# Halloween Legends



## Rich B (Sep 23, 2005)

Annual Roundup of Halloween myths and legends.....

http://www.snopes.com/holidays/halloween/halloween.asp


----------



## Evilness (Oct 24, 2005)

That page is one of many that subdues the bordem while I am at work.


----------



## Jack Reaper (Nov 19, 2003)

I had to bump this one up...some interesting reading!


----------



## Halloweiner (Oct 2, 2003)

I lived in Tenn in the 1980's and early 1990's. I had always heard there was a huanted house attraction up in Nashville that offerred your money back if you made it through. I don't think it was because it was scary though. Just hard to finish because of trap doors, and so on that would lead you outside before you could finish. Not sure if it really existed or not. The way everyone talked where I worked though it was a real place put on every year. I never took it to be an Urban Legend though, just an actual Haunted House some group put on.


----------



## Jack Reaper (Nov 19, 2003)

Halloweiner said:


> I lived in Tenn in the 1980's and early 1990's. I had always heard there was a huanted house attraction up in Nashville that offerred your money back if you made it through. I don't think it was because it was scary though. Just hard to finish because of trap doors, and so on that would lead you outside before you could finish. Not sure if it really existed or not. The way everyone talked where I worked though it was a real place put on every year. I never took it to be an Urban Legend though, just an actual Haunted House some group put on.
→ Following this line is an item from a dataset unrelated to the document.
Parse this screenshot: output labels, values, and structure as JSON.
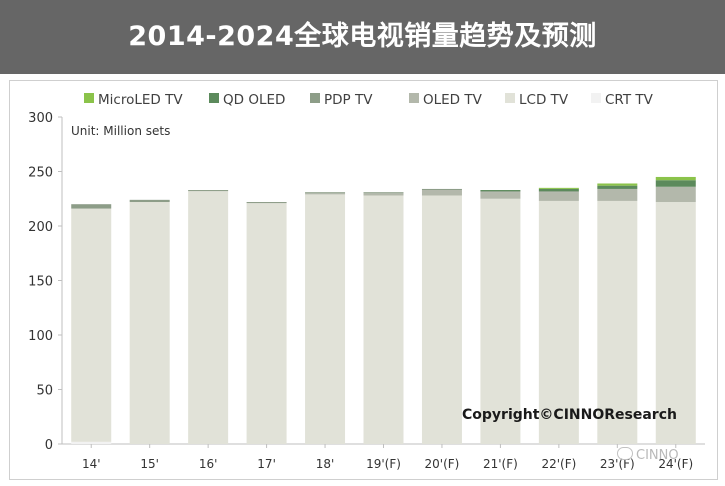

I think you are talking about the 13 floor Haunted House.....yeah...every city has one! (chuckle chuckle)


----------



## Halloweiner (Oct 2, 2003)

Yeah. I checked online. No such place in Nashville either. They do have an attraction that says it is the longest in the world. Takes 1 hour to go from start to finish. Plus there's another one that is 45,000 square feet. That's a lot of scary walkin'....lol.


----------



## Jack Reaper (Nov 19, 2003)

Halloweiner said:


> Yeah. I checked online. No such place in Nashville either. They do have an attraction that says it is the longest in the world. Takes 1 hour to go from start to finish. Plus there's another one that is 45,000 square feet. That's a lot of scary walkin'....lol.


We had one that claimed an hour.....it was! 45mins. of waiting...15mins of attraction!


----------